There were 3,270 households in Atco, of which 31.9% had children under the age of 18 living in them. Of all households, 56.2% were married-couple households, 16.0% were households with a male householder and no spouse or partner present, and 20.4% were households with a female householder and no spouse or partner present. About 19.7% of all households were made up of individuals and 8.6% had someone living alone who was 65 years of age or older.

There were 3,397 housing units, of which 3.7% were vacant. The homeowner vacancy rate was 1.5% and the rental vacancy rate was 3.8%.
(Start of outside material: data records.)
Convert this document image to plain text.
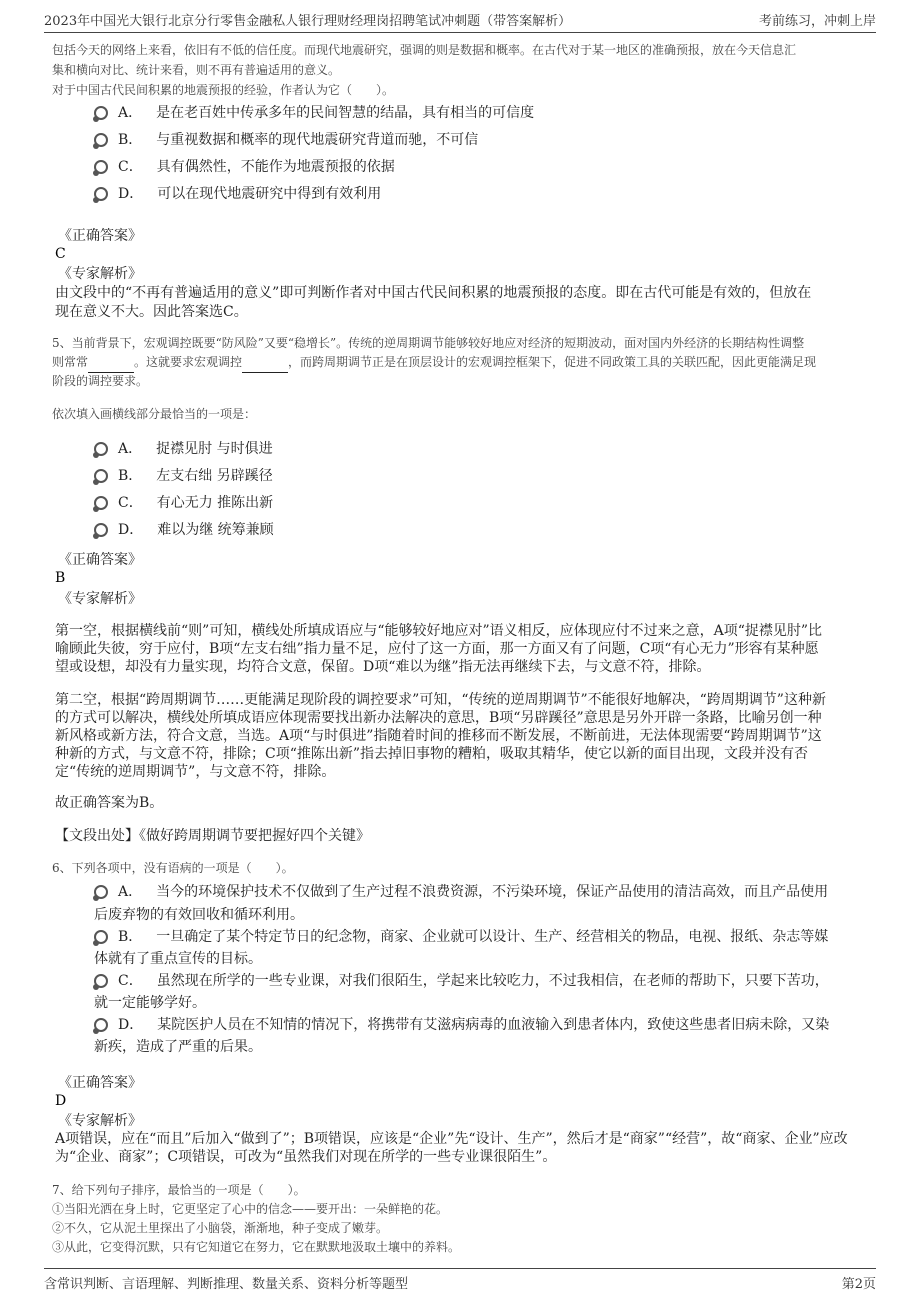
2023年中国光大银行北京分行零售金融私人银行理财经理岗招聘笔试冲刺题（带答案解析）	考前练习，冲刺上岸
包括今天的网络上来看，依旧有不低的信任度。而现代地震研究，强调的则是数据和概率。在古代对于某一地区的准确预报，放在今天信息汇
集和横向对比、统计来看，则不再有普遍适用的意义。
对于中国古代民间积累的地震预报的经验，作者认为它（　　）。
A． 是在老百姓中传承多年的民间智慧的结晶，具有相当的可信度
B． 与重视数据和概率的现代地震研究背道而驰，不可信
C． 具有偶然性，不能作为地震预报的依据
D． 可以在现代地震研究中得到有效利用
《正确答案》
C
《专家解析》
由文段中的“不再有普遍适用的意义”即可判断作者对中国古代民间积累的地震预报的态度。即在古代可能是有效的，但放在
现在意义不大。因此答案选C。
5、当前背景下，宏观调控既要“防风险”又要“稳增长”。传统的逆周期调节能够较好地应对经济的短期波动，面对国内外经济的长期结构性调整
则常常	。这就要求宏观调控	，而跨周期调节正是在顶层设计的宏观调控框架下，促进不同政策工具的关联匹配，因此更能满足现
阶段的调控要求。
依次填入画横线部分最恰当的一项是：
A． 捉襟见肘 与时俱进
B． 左支右绌 另辟蹊径
C． 有心无力 推陈出新
D． 难以为继 统筹兼顾
《正确答案》
B
《专家解析》
第一空，根据横线前“则”可知，横线处所填成语应与“能够较好地应对”语义相反，应体现应付不过来之意，A项“捉襟见肘”比
喻顾此失彼，穷于应付，B项“左支右绌”指力量不足，应付了这一方面，那一方面又有了问题，C项“有心无力”形容有某种愿
望或设想，却没有力量实现，均符合文意，保留。D项“难以为继”指无法再继续下去，与文意不符，排除。
第二空，根据“跨周期调节……更能满足现阶段的调控要求”可知，“传统的逆周期调节”不能很好地解决，“跨周期调节”这种新
的方式可以解决，横线处所填成语应体现需要找出新办法解决的意思，B项“另辟蹊径”意思是另外开辟一条路，比喻另创一种
新风格或新方法，符合文意，当选。A项“与时俱进”指随着时间的推移而不断发展，不断前进，无法体现需要“跨周期调节”这
种新的方式，与文意不符，排除；C项“推陈出新”指去掉旧事物的糟粕，吸取其精华，使它以新的面目出现，文段并没有否
定“传统的逆周期调节”，与文意不符，排除。
故正确答案为B。
【文段出处】《做好跨周期调节要把握好四个关键》
6、下列各项中，没有语病的一项是（　　）。
A． 当今的环境保护技术不仅做到了生产过程不浪费资源，不污染环境，保证产品使用的清洁高效，而且产品使用
后废弃物的有效回收和循环利用。
B． 一旦确定了某个特定节日的纪念物，商家、企业就可以设计、生产、经营相关的物品，电视、报纸、杂志等媒
体就有了重点宣传的目标。
C． 虽然现在所学的一些专业课，对我们很陌生，学起来比较吃力，不过我相信，在老师的帮助下，只要下苦功，
就一定能够学好。
D． 某院医护人员在不知情的情况下，将携带有艾滋病病毒的血液输入到患者体内，致使这些患者旧病未除，又染
新疾，造成了严重的后果。
《正确答案》
D
《专家解析》
A项错误，应在“而且”后加入“做到了”；B项错误，应该是“企业”先“设计、生产”，然后才是“商家”“经营”，故“商家、企业”应改
为“企业、商家”；C项错误，可改为“虽然我们对现在所学的一些专业课很陌生”。
7、给下列句子排序，最恰当的一项是（　　）。
①当阳光洒在身上时，它更坚定了心中的信念——要开出：一朵鲜艳的花。
②不久，它从泥土里探出了小脑袋，渐渐地，种子变成了嫩芽。
③从此，它变得沉默，只有它知道它在努力，它在默默地汲取土壤中的养料。
含常识判断、言语理解、判断推理、数量关系、资料分析等题型	第2页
Atco CDP, New Jersey – Racial and ethnic composition Note: the US Census treats Hispanic/Latino as an ethnic category. This table excludes Latinos from the racial categories and assigns them to a separate category. Hispanics/Latinos may be of any race.
| Race / Ethnicity (NH = Non-Hispanic) | Pop 2020 | % 2020 |
|---|---|---|
| White alone (NH) | 7,511 | 82.92% |
| Black or African American alone (NH) | 471 | 5.20% |
| Native American or Alaska Native alone (NH) | 10 | 0.11% |
| Asian alone (NH) | 128 | 1.41% |
| Native Hawaiian or Pacific Islander alone (NH) | 0 | 0.00% |
| Other Race alone (NH) | 43 | 0.47% |
| Mixed race or Multiracial (NH) | 342 | 3.78% |
| Hispanic or Latino (any race) | 553 | 6.11% |
| Total | 9,058 | 100.00% |

==Notable people==

People who were born in, residents of, or otherwise closely associated with Atco include:
- Marvin Borowsky (1907–1969), novelist and screenwriter
- Kellyanne Conway (born 1967), strategist, and pollster who was campaign manager for Republican presidential candidate Donald Trump in 2016.
- Rey Ramsey (born 1960), social justice entrepreneur, author and former CEO of the One Economy Corporation.
- Jimmy "Superfly" Snuka (1943–2017), former professional wrestler born in Fiji.
- Sally Starr (1923–2013), 1950s celebrity television personality.